Teradata’s 36-page case claims that SAP lured Teradata into the joint venture with the stated objective of ensuring fast and efficient interoperation between SAP ERP and Teradata’s enterprise data warehouse. SAP then methodically stole Teradata intellectual property that it used to solve some key, scalability and integration problems before unilaterally terminating the partnership in 2011, the complaint alleges.

The suit alleges “HANA developers … utilized the same solution developed by Teradata’s engineers and developers [during the two companies’ collaboration] using Teradata’s trade-secret techniques for optimizing the execution of  analytical queries and the speed of data storage and retrieval in large-scale databases,” the suit says. It further claims that “key SAP employees, including [former SAP Chief Technology Officer Vishal] Sikka, the so-called “mastermind” of HANA, were aware of and supported SAP’s “misappropriation.”

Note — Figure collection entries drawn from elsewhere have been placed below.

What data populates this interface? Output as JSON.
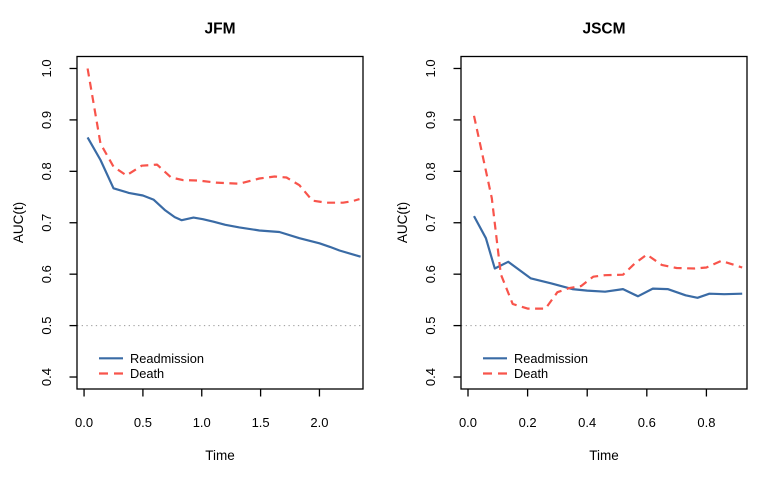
{
  "page": {
    "background": "#ffffff"
  },
  "colors": {
    "readmission": "#3A6BA5",
    "death": "#F8544B",
    "reference": "#9a9a9a",
    "axis": "#000000"
  },
  "chart_data": [
    {
      "type": "line",
      "title": "JFM",
      "xlabel": "Time",
      "ylabel": "AUC(t)",
      "xlim": [
        -0.06,
        2.37
      ],
      "ylim": [
        0.3767,
        1.0233
      ],
      "x_ticks": [
        0.0,
        0.5,
        1.0,
        1.5,
        2.0
      ],
      "x_tick_labels": [
        "0.0",
        "0.5",
        "1.0",
        "1.5",
        "2.0"
      ],
      "y_ticks": [
        0.4,
        0.5,
        0.6,
        0.7,
        0.8,
        0.9,
        1.0
      ],
      "y_tick_labels": [
        "0.4",
        "0.5",
        "0.6",
        "0.7",
        "0.8",
        "0.9",
        "1.0"
      ],
      "reference_line": 0.5,
      "grid": false,
      "legend_position": "bottom-left",
      "series": [
        {
          "name": "Readmission",
          "color": "#3A6BA5",
          "style": "solid",
          "points": [
            [
              0.03,
              0.866
            ],
            [
              0.14,
              0.822
            ],
            [
              0.25,
              0.767
            ],
            [
              0.38,
              0.758
            ],
            [
              0.5,
              0.753
            ],
            [
              0.59,
              0.745
            ],
            [
              0.69,
              0.724
            ],
            [
              0.77,
              0.711
            ],
            [
              0.83,
              0.705
            ],
            [
              0.93,
              0.71
            ],
            [
              1.01,
              0.707
            ],
            [
              1.1,
              0.702
            ],
            [
              1.2,
              0.696
            ],
            [
              1.32,
              0.691
            ],
            [
              1.49,
              0.685
            ],
            [
              1.66,
              0.682
            ],
            [
              1.83,
              0.67
            ],
            [
              2.0,
              0.66
            ],
            [
              2.09,
              0.653
            ],
            [
              2.17,
              0.646
            ],
            [
              2.35,
              0.634
            ]
          ]
        },
        {
          "name": "Death",
          "color": "#F8544B",
          "style": "dashed",
          "points": [
            [
              0.03,
              1.0
            ],
            [
              0.14,
              0.854
            ],
            [
              0.25,
              0.809
            ],
            [
              0.36,
              0.792
            ],
            [
              0.49,
              0.811
            ],
            [
              0.62,
              0.813
            ],
            [
              0.74,
              0.788
            ],
            [
              0.84,
              0.783
            ],
            [
              0.98,
              0.782
            ],
            [
              1.12,
              0.778
            ],
            [
              1.32,
              0.776
            ],
            [
              1.49,
              0.786
            ],
            [
              1.62,
              0.79
            ],
            [
              1.72,
              0.788
            ],
            [
              1.83,
              0.773
            ],
            [
              1.94,
              0.743
            ],
            [
              2.06,
              0.739
            ],
            [
              2.2,
              0.739
            ],
            [
              2.28,
              0.742
            ],
            [
              2.34,
              0.746
            ]
          ]
        }
      ]
    },
    {
      "type": "line",
      "title": "JSCM",
      "xlabel": "Time",
      "ylabel": "AUC(t)",
      "xlim": [
        -0.0235,
        0.9362
      ],
      "ylim": [
        0.3767,
        1.0233
      ],
      "x_ticks": [
        0.0,
        0.2,
        0.4,
        0.6,
        0.8
      ],
      "x_tick_labels": [
        "0.0",
        "0.2",
        "0.4",
        "0.6",
        "0.8"
      ],
      "y_ticks": [
        0.4,
        0.5,
        0.6,
        0.7,
        0.8,
        0.9,
        1.0
      ],
      "y_tick_labels": [
        "0.4",
        "0.5",
        "0.6",
        "0.7",
        "0.8",
        "0.9",
        "1.0"
      ],
      "reference_line": 0.5,
      "grid": false,
      "legend_position": "bottom-left",
      "series": [
        {
          "name": "Readmission",
          "color": "#3A6BA5",
          "style": "solid",
          "points": [
            [
              0.02,
              0.713
            ],
            [
              0.06,
              0.67
            ],
            [
              0.09,
              0.611
            ],
            [
              0.135,
              0.624
            ],
            [
              0.21,
              0.592
            ],
            [
              0.28,
              0.582
            ],
            [
              0.35,
              0.571
            ],
            [
              0.4,
              0.568
            ],
            [
              0.46,
              0.566
            ],
            [
              0.52,
              0.571
            ],
            [
              0.57,
              0.557
            ],
            [
              0.62,
              0.572
            ],
            [
              0.67,
              0.571
            ],
            [
              0.73,
              0.559
            ],
            [
              0.77,
              0.554
            ],
            [
              0.81,
              0.562
            ],
            [
              0.86,
              0.561
            ],
            [
              0.92,
              0.562
            ]
          ]
        },
        {
          "name": "Death",
          "color": "#F8544B",
          "style": "dashed",
          "points": [
            [
              0.02,
              0.908
            ],
            [
              0.08,
              0.748
            ],
            [
              0.11,
              0.6
            ],
            [
              0.15,
              0.542
            ],
            [
              0.2,
              0.533
            ],
            [
              0.26,
              0.533
            ],
            [
              0.3,
              0.565
            ],
            [
              0.34,
              0.573
            ],
            [
              0.38,
              0.577
            ],
            [
              0.42,
              0.595
            ],
            [
              0.46,
              0.598
            ],
            [
              0.52,
              0.599
            ],
            [
              0.56,
              0.621
            ],
            [
              0.6,
              0.638
            ],
            [
              0.65,
              0.618
            ],
            [
              0.7,
              0.612
            ],
            [
              0.76,
              0.611
            ],
            [
              0.8,
              0.613
            ],
            [
              0.85,
              0.626
            ],
            [
              0.92,
              0.613
            ]
          ]
        }
      ]
    }
  ]
}
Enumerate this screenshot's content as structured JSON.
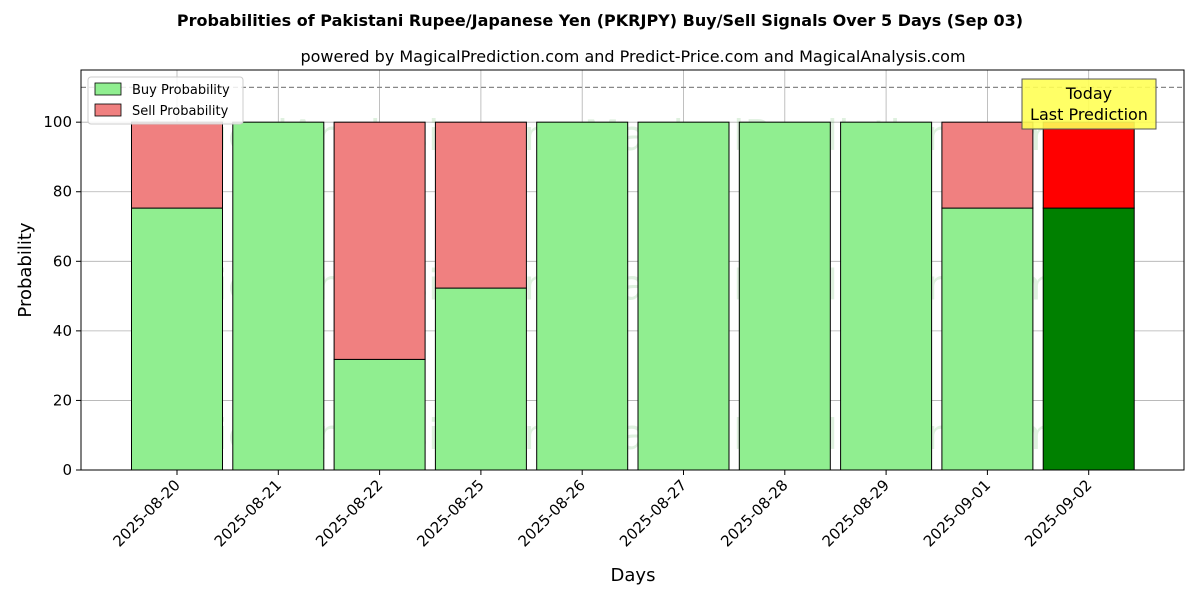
{
  "chart_data": {
    "type": "bar",
    "stacked": true,
    "title": "Probabilities of Pakistani Rupee/Japanese Yen (PKRJPY) Buy/Sell Signals Over 5 Days (Sep 03)",
    "subtitle": "powered by MagicalPrediction.com and Predict-Price.com and MagicalAnalysis.com",
    "xlabel": "Days",
    "ylabel": "Probability",
    "ylim": [
      0,
      115
    ],
    "yticks": [
      0,
      20,
      40,
      60,
      80,
      100
    ],
    "reference_line": 110,
    "grid": true,
    "legend_placement": "top-left",
    "categories": [
      "2025-08-20",
      "2025-08-21",
      "2025-08-22",
      "2025-08-25",
      "2025-08-26",
      "2025-08-27",
      "2025-08-28",
      "2025-08-29",
      "2025-09-01",
      "2025-09-02"
    ],
    "series": [
      {
        "name": "Buy Probability",
        "values": [
          75.3,
          100,
          31.8,
          52.3,
          100,
          100,
          100,
          100,
          75.3,
          75.3
        ],
        "color": "#90EE90",
        "last_color": "#008000"
      },
      {
        "name": "Sell Probability",
        "values": [
          24.7,
          0,
          68.2,
          47.7,
          0,
          0,
          0,
          0,
          24.7,
          24.7
        ],
        "color": "#F08080",
        "last_color": "#FF0000"
      }
    ],
    "annotation": {
      "lines": [
        "Today",
        "Last Prediction"
      ],
      "color": "#FFFF55"
    },
    "watermarks": [
      "MagicalAnalysis.com",
      "MagicalPrediction.com"
    ]
  }
}
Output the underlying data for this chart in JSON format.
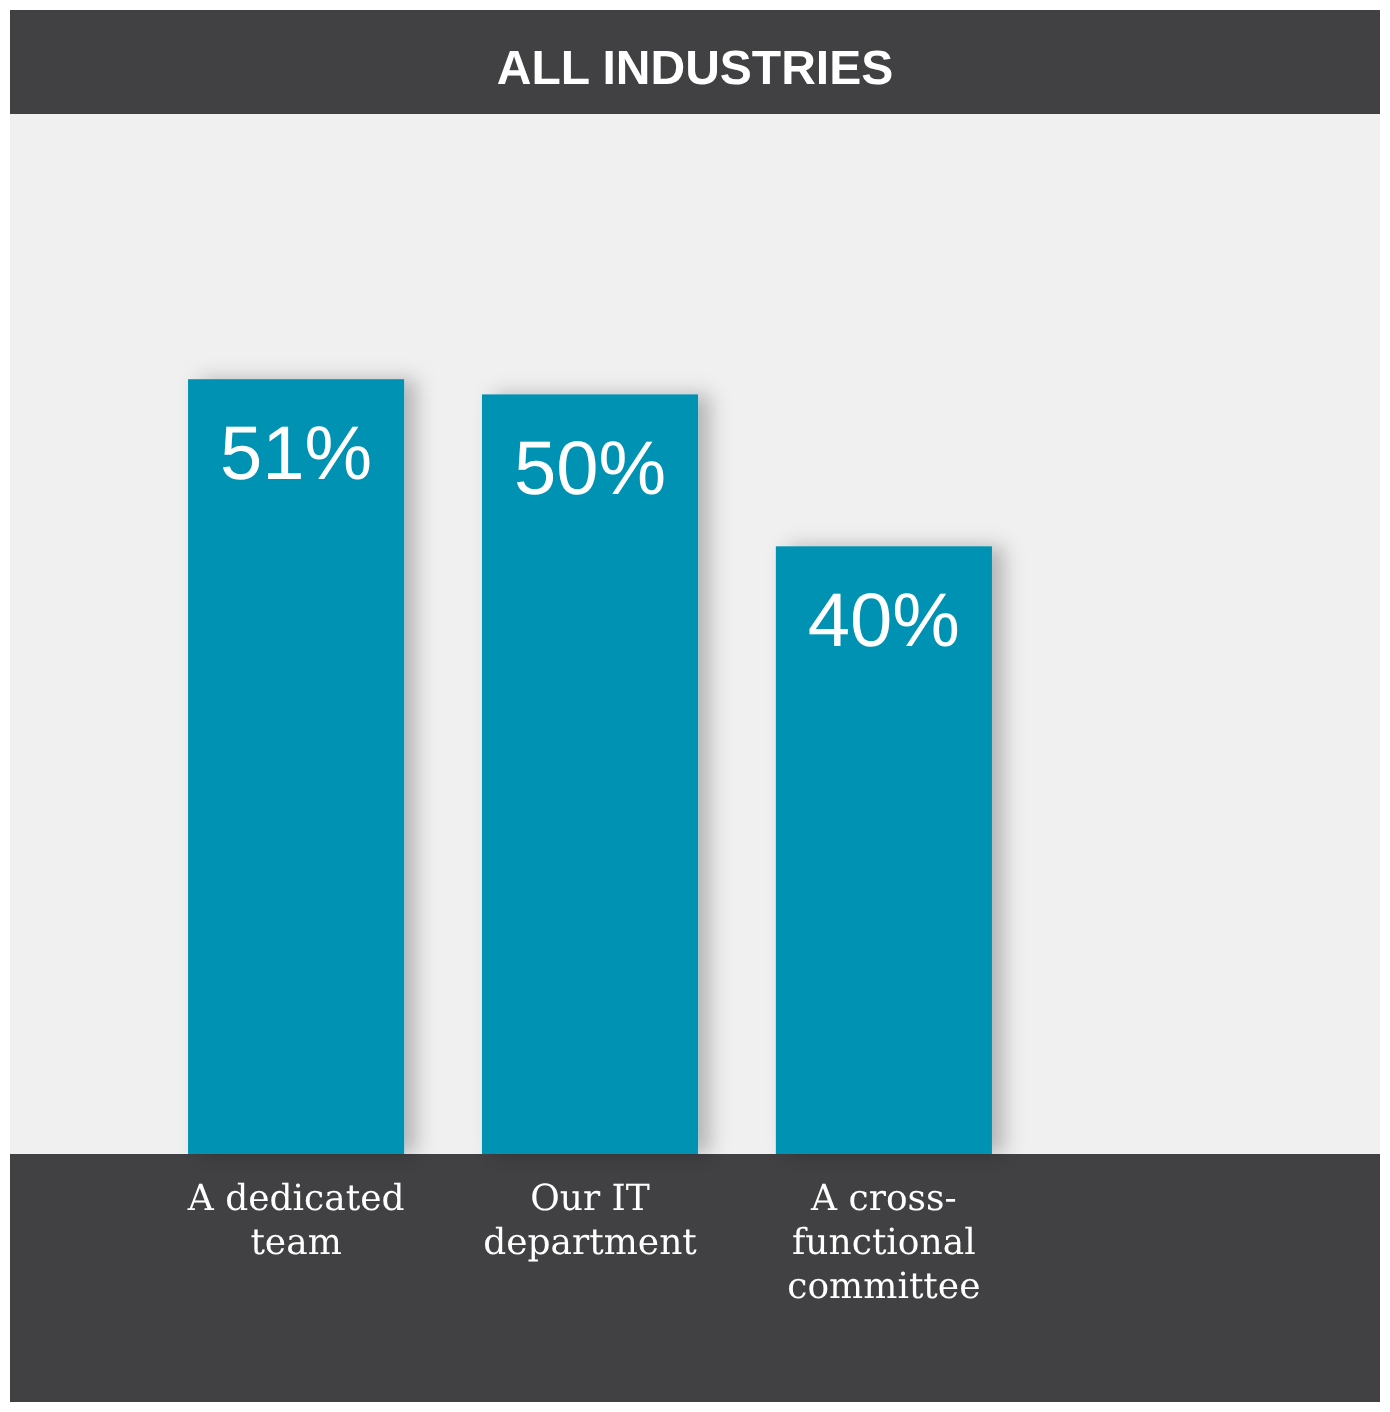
{
  "chart_data": {
    "type": "bar",
    "title": "ALL INDUSTRIES",
    "categories": [
      "A dedicated team",
      "Our IT department",
      "A cross-functional committee"
    ],
    "values": [
      51,
      50,
      40
    ],
    "value_labels": [
      "51%",
      "50%",
      "40%"
    ],
    "color": "#0092b3"
  }
}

In blunt language, Teradata alleges that SAP is “now attempting to coerce its customers into using HANA only, to the exclusion of Teradata” in an effort to lock them into the SAP platform. HANA has been a linchpin of SAP’s strategy for much of the last decade and the connective tissue among the company’s latest generation of applications. In January, the company said S4/HANA had 7,900 customers, up 46 percent from the previous year.

Having misappropriated intellectual property, SAP then sought to block customers from using data warehouse technologies other than its own, Teradata alleges. Given the extremely high costs of switching ERP providers, SAP’s ERP customers are effectively locked into using SAP’s ERP applications, and SAP is now attempting to lock them into using only HANA in the [enterprise data warehousing] market as well,” the complaint says.

Intellectual property suits are relatively rare in the computer industry and almost unheard of in the enterprise market, with most disputes resolved behind closed doors. Among the more notable recent examples were the battle between Uber Technologies Inc. and Alphabet Inc. over trade secrets related to autonomous vehicles and Samsung Electronics Co. Ltd.’s legal tussle with Apple Inc. over mobile phone design.